Losing your team is a nerve-wracking, confidence-destroying experience. As I said, it happens to all of us at one time or another. That doesn't make it any the less traumatic. Anything can happen to an unsupervised loose team. A massive dog-fight could conceivably take place (though that's unlikely with Seppalas). Individual dogs can get tangled, dragged, injured, even strangled. A loose team might find its way onto the highway and get hit by an 18-wheeler or a gravel truck. It could end up in a neighbour's yard, causing all sorts of problems with poultry or livestock. Your mind invests endless scenarios of disaster as you trudge along doing the March of Shame.

So when you arrive back at the dogyard, dog-tired from walking for half an hour in heavy snowboots over a piece of trail they can run in 6 minutes, then to discover that they arrived in perfect order 12 or 15 minutes ago, having done just fine without their driver's executive presence, two conflicting feelings well up. The first is enormous relief that they are all in the kennel where they belong, uninjured and none the worse for the mishap. And the second is wild indignation -- that they would just go off and leave you lying in the snow, that they would put you through such excruciating mental agony when they might so easily just stop and wait for you to catch up, that they could manage to complete the difficult course perfectly well entirely without your participation. And both of these feelings, I can assure you (if such an incident has never befallen you) are very strong emotional experiences. (I knew one woman who switched from Siberians to Alaskans immediately after such an incident. Apparently another dog driver convinced her "that would never have happened if she'd been driving Alaskans." (HAR-DE-HAR Har Har! Rolling On The Floor Laughing!)

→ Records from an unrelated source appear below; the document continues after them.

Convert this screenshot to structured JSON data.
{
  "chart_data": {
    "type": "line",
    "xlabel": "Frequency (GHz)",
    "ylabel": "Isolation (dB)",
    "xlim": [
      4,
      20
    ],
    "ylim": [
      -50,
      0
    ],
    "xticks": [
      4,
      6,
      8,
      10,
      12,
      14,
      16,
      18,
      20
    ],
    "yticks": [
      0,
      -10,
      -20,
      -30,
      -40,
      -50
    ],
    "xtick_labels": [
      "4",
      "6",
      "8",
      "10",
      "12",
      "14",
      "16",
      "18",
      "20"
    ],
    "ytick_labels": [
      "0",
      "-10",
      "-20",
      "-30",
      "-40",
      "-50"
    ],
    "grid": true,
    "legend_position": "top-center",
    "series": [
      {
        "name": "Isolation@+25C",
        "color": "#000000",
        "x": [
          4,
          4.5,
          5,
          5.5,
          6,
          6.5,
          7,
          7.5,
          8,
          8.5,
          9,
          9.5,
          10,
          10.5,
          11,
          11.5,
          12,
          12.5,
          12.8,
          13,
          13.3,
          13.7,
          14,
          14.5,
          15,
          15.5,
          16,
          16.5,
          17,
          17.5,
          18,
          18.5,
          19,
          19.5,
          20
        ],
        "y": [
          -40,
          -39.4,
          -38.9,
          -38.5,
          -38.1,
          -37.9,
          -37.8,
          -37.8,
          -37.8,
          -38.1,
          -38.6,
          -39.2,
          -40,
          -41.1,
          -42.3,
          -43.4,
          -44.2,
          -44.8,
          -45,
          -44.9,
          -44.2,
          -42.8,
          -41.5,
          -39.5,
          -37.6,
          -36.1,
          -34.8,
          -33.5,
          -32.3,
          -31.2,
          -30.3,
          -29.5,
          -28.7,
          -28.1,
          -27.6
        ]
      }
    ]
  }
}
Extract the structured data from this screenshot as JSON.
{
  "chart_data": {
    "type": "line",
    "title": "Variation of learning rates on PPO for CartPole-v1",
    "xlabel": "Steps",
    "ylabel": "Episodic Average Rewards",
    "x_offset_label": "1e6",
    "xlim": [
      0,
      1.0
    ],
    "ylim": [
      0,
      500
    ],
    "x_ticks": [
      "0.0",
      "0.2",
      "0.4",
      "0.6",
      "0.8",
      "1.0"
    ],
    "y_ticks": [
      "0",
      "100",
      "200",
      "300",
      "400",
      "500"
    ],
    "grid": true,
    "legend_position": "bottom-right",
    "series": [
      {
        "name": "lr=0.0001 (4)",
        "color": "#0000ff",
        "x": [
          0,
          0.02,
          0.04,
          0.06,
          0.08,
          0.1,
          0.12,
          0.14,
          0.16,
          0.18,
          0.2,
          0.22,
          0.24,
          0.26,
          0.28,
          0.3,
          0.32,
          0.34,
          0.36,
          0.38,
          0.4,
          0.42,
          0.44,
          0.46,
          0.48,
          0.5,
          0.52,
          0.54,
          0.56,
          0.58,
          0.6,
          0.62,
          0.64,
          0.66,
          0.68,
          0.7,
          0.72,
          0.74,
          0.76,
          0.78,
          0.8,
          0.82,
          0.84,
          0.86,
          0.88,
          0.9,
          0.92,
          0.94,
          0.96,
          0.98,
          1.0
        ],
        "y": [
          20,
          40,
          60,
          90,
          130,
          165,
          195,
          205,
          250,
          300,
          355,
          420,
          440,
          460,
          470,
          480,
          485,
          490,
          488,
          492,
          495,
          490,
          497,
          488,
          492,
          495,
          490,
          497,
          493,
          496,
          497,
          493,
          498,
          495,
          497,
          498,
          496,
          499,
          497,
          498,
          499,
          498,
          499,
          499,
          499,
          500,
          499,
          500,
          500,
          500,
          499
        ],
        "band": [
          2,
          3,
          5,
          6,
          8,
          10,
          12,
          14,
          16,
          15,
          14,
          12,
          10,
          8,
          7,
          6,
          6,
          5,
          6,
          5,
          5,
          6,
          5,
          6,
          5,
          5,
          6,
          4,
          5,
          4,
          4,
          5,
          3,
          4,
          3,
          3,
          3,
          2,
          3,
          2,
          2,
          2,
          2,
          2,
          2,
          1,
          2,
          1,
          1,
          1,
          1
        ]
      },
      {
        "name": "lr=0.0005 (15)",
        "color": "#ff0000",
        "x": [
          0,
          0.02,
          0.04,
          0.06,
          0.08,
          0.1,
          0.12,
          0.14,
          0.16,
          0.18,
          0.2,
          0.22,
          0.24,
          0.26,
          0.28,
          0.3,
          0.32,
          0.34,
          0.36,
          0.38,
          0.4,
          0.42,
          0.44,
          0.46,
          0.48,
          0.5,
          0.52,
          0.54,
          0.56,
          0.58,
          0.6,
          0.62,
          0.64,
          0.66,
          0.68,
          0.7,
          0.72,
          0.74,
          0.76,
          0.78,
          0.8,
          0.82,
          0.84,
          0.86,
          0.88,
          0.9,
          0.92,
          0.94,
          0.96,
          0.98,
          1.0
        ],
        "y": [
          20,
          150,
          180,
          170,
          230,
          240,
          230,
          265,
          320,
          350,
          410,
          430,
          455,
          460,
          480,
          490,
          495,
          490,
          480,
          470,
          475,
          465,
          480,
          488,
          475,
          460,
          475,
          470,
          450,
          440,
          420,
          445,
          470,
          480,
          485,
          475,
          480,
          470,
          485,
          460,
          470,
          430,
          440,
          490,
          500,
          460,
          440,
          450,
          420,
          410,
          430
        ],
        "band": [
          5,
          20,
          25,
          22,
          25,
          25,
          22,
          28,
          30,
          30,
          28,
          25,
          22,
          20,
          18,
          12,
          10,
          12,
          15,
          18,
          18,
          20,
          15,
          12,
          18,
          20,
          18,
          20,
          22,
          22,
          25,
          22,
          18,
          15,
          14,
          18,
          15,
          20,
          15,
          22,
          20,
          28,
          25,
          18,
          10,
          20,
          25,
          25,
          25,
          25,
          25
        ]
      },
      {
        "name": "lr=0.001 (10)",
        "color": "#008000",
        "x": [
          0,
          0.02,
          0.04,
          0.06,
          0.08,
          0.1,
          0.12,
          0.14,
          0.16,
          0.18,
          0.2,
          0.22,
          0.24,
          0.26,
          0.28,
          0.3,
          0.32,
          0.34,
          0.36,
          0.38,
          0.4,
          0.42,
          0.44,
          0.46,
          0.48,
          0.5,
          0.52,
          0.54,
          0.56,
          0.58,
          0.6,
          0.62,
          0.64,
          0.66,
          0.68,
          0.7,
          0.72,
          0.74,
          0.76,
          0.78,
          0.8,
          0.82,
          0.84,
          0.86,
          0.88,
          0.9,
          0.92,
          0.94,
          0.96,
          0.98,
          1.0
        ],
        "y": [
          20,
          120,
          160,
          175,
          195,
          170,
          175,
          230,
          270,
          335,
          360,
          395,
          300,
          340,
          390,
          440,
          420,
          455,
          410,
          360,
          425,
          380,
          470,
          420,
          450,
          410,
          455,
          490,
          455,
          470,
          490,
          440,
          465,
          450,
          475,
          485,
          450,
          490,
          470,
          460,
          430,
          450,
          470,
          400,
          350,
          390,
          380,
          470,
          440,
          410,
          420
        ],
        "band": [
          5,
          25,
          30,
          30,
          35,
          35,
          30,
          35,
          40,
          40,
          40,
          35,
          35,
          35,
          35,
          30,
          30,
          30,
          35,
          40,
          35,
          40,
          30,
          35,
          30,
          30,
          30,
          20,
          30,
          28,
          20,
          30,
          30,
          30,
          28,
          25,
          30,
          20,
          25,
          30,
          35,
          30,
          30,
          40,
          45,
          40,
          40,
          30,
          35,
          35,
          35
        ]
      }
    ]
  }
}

I've managed to convince myself that these dogs are my friends, even that some of them "worship me" -- co-leader Happy among them. Now Evita may be a recently-acquired yearling nitwit who isn't yet closely bonded, who doesn't really count. But Happy is very close to me, is 5 1/2 years old and has led for me all her life. The other six are from 6 to 9 3/4, all home-bred and trained, having spent their working lives being driven only by me.

What goes through their little doggy minds as they make their way home minus the musher? Do they experience not one shred of remorse or reluctance at leaving me lying prone in the snowbank, injured for all they know, to carry on their carefree little romp without me? This is a question -- and a stark reality of dog driving -- that is a bit difficult to face up to squarely. It's very easy to let your ego run wild with this, conceiving great resentment against your dogs.

I think the key to understanding this must be found in the group psychology of sleddogs. AS INDIVIDUALS, running free, out of harness, any or all of these dogs might show more concern. Any of them might turn back to investigate, might even sit on their haunches waiting for me to pick my battered, shaken self up, dust the snow off, and resume the excursion. But AS A TEAM they are entirely unable to do such a thing. All their experience of running in harness has been to run together, all doing the same thing, going in the same direction at the same speed, and always to keep going except for brief and grudging "rest" stops of five or ten seconds. Therefore, harnessed as part of a working team, any individual dog who thinks, "but what about BOSS, I think maybe we lost him back there," is powerless to do much about it. Sleddog team conformity dictates that he must do what the rest are doing, must move on ahead or risk being tangled or dragged. And even if several of the dogs should have doubts about contiinuing, they could hardly manage to organise a co-ordinated "haw-come" 180-degree turn to go back for the fallen driver. Few dog drivers encourage their teams to learn this manoeuvre, because it's too easily used by the dogs to terminate longer runs prematurely and spontaneously.

So maybe -- just perhaps -- the eight m.p.h. return home may be taken to represent a faithful team trudging along, most of them thinking, "poor Boss -- I hope he's okay -- I wish he was still on the sled behind us," but collectively unable to do anything other than to continue on in an orderly fashion at a sedate pace following the familiar route. In order to maintain my own trust in my dogs this is what I have to believe. At least none of them can tell me otherwise. That's good -- because anything else might be too painful.